Coriolis effects are experienced when the head is moved during a spin. Head movements modify the effect that the spin has on the semicircular canals. If the head rotates about the same axis as the spin, there is a momentary increase or decrease in the total angular acceleration of the head. If the head rotates about a different axis, then the angular accelerations produced by the spin and by the head rotation interact in a complex way, under forces known as Coriolis forces (similar to the forces that act on a spinning wheel if you try to turn its axis at right angles to itself). For example, if you are spinning in a leftward direction, and incline your head forward during the spin, the resultant stimulation of the canals produces a sensation that the head is being tilted sideways toward the left shoulder (see Howard, 1982, for more details). The mismatch with information supplied by the otolith organs and by vision induces dizziness and nausea.

The oculogravic illusion Illusory tilt that is perceived during linear acceleration is known as the oculogravic illusion. For example, a seated individual undergoing horizontal linear acceleration will experience a strong sensation of backwards tilt, and a corresponding apparent elevation of visible points positioned at eye level. The illusion can be attributed to responses in the otolith organs. As discussed earlier, the macula cannot distinguish between displacements due to horizontal acceleration and displacements due to static head tilt. As a result, a displacement of the macula during acceleration may be attributed, at least partially, to head tilt. This illusion can have potentially disastrous consequences in modern transportation.
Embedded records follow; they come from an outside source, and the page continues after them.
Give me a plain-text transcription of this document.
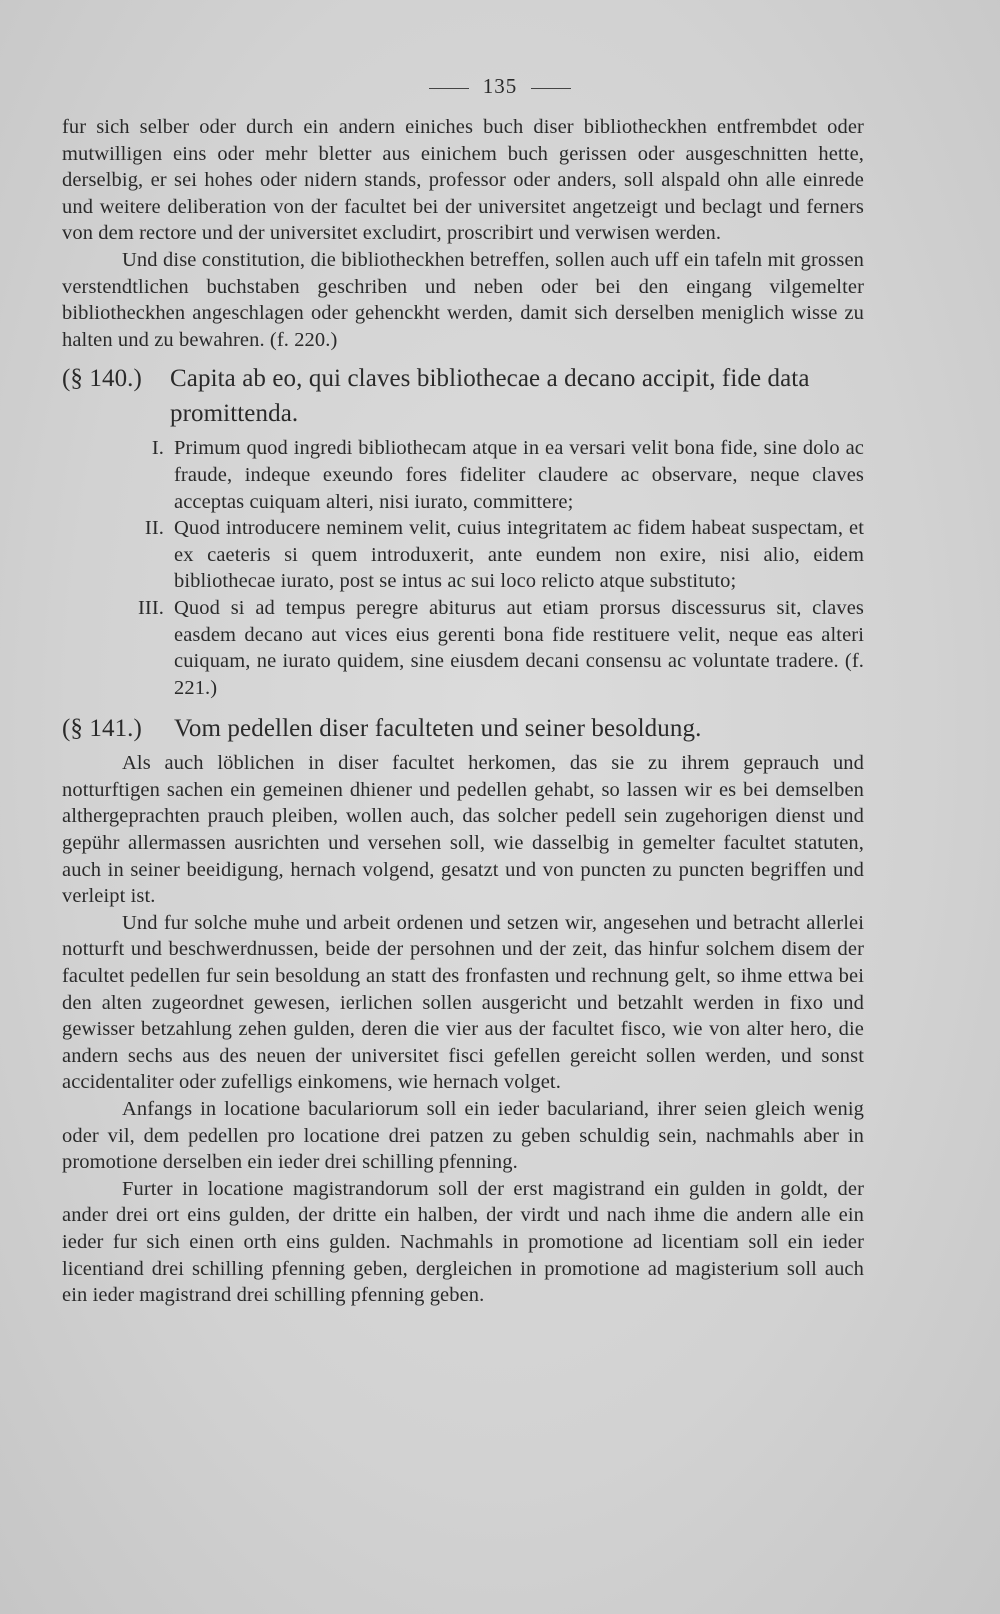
135

fur sich selber oder durch ein andern einiches buch diser bibliotheckhen entfrembdet oder mutwilligen eins oder mehr bletter aus einichem buch gerissen oder ausgeschnitten hette, derselbig, er sei hohes oder nidern stands, professor oder anders, soll alspald ohn alle einrede und weitere deliberation von der facultet bei der universitet angetzeigt und beclagt und ferners von dem rectore und der universitet excludirt, proscribirt und verwisen werden.

Und dise constitution, die bibliotheckhen betreffen, sollen auch uff ein tafeln mit grossen verstendtlichen buchstaben geschriben und neben oder bei den eingang vilgemelter bibliotheckhen angeschlagen oder gehenckht werden, damit sich derselben meniglich wisse zu halten und zu bewahren. (f. 220.)

(§ 140.)	Capita ab eo, qui claves bibliothecae a decano accipit, fide data promittenda.
I. Primum quod ingredi bibliothecam atque in ea versari velit bona fide, sine dolo ac fraude, indeque exeundo fores fideliter claudere ac observare, neque claves acceptas cuiquam alteri, nisi iurato, committere;
II. Quod introducere neminem velit, cuius integritatem ac fidem habeat suspectam, et ex caeteris si quem introduxerit, ante eundem non exire, nisi alio, eidem bibliothecae iurato, post se intus ac sui loco relicto atque substituto;
III. Quod si ad tempus peregre abiturus aut etiam prorsus discessurus sit, claves easdem decano aut vices eius gerenti bona fide restituere velit, neque eas alteri cuiquam, ne iurato quidem, sine eiusdem decani consensu ac voluntate tradere. (f. 221.)
(§ 141.)	Vom pedellen diser faculteten und seiner besoldung.

Als auch löblichen in diser facultet herkomen, das sie zu ihrem geprauch und notturftigen sachen ein gemeinen dhiener und pedellen gehabt, so lassen wir es bei demselben althergeprachten prauch pleiben, wollen auch, das solcher pedell sein zugehorigen dienst und gepühr allermassen ausrichten und versehen soll, wie dasselbig in gemelter facultet statuten, auch in seiner beeidigung, hernach volgend, gesatzt und von puncten zu puncten begriffen und verleipt ist.

Und fur solche muhe und arbeit ordenen und setzen wir, angesehen und betracht allerlei notturft und beschwerdnussen, beide der persohnen und der zeit, das hinfur solchem disem der facultet pedellen fur sein besoldung an statt des fronfasten und rechnung gelt, so ihme ettwa bei den alten zugeordnet gewesen, ierlichen sollen ausgericht und betzahlt werden in fixo und gewisser betzahlung zehen gulden, deren die vier aus der facultet fisco, wie von alter hero, die andern sechs aus des neuen der universitet fisci gefellen gereicht sollen werden, und sonst accidentaliter oder zufelligs einkomens, wie hernach volget.

Anfangs in locatione baculariorum soll ein ieder baculariand, ihrer seien gleich wenig oder vil, dem pedellen pro locatione drei patzen zu geben schuldig sein, nachmahls aber in promotione derselben ein ieder drei schilling pfenning.

Furter in locatione magistrandorum soll der erst magistrand ein gulden in goldt, der ander drei ort eins gulden, der dritte ein halben, der virdt und nach ihme die andern alle ein ieder fur sich einen orth eins gulden. Nachmahls in promotione ad licentiam soll ein ieder licentiand drei schilling pfenning geben, dergleichen in promotione ad magisterium soll auch ein ieder magistrand drei schilling pfenning geben.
Vection Wood in 1895 described a visit to a fairground attraction called the ‘Haunted Swing’ at the San Francisco Midwinter Fair. Visitors entered a large cubical room containing various items of furniture, and sat on a large swing that hung in the centre of the room. The swing was set in motion, eventually turning a complete revolution. Participants experienced a compelling sensation of bodily movement, but in reality the swing was stationary, and the room moved (the furniture was fastened to the floor). Wood reports that “many persons were actually made sick by the illusion…[and could] …scarcely walk out of the building from dizziness and nausea”. This kind of illusory motion is sometimes known as vection (Howard, 1982). Lishman and Lee (1973) constructed a moveable room similar to that used in the Haunted Swing to study one form of vection, apparent translation or ‘linearvection’. The subject stood on a stationary platform inside the room, the walls and ceiling of which swung back and forth slowly. Adults experienced a sensation of body sway, and tended to sway in synchrony with the room to compensate for the apparent movement of the body. Infants who had recently learned to walk fell over as soon as the room began to move. Illusions of rotary movement of the body (‘circularvection’) can be induced by placing the subject inside a large textured cylinder, and setting the cylinder to rotate around the subject very slowly. One could argue that vection is not truly a consequence of vestibular responses, because the subject is stationary, and the illusion is induced by movement of the scene surrounding her. However, visually induced sensations of body motion (involving no direct stimulation of the vestibular organs) are indistinguishable from sensations induced by actual body motion. For example, if a person tilts his head while experiencing visually induced rotation of the body, he experiences the same Coriolis effect that would be induced by real rotation.

Readings

Howard I (1982) Human Visual Orientation. Wiley, New York.

Lishman J, Lee D (1973) The autonomy of visual kinaesthesis. Perception 2, 287-294.

Purves D, Augustine G, Fitzpatrick D, Katz L, LaMantia A, McNamara J, Williams S (2001) Eds. Neuroscience 2nd Ed. Sinauer, Sunderland Mass.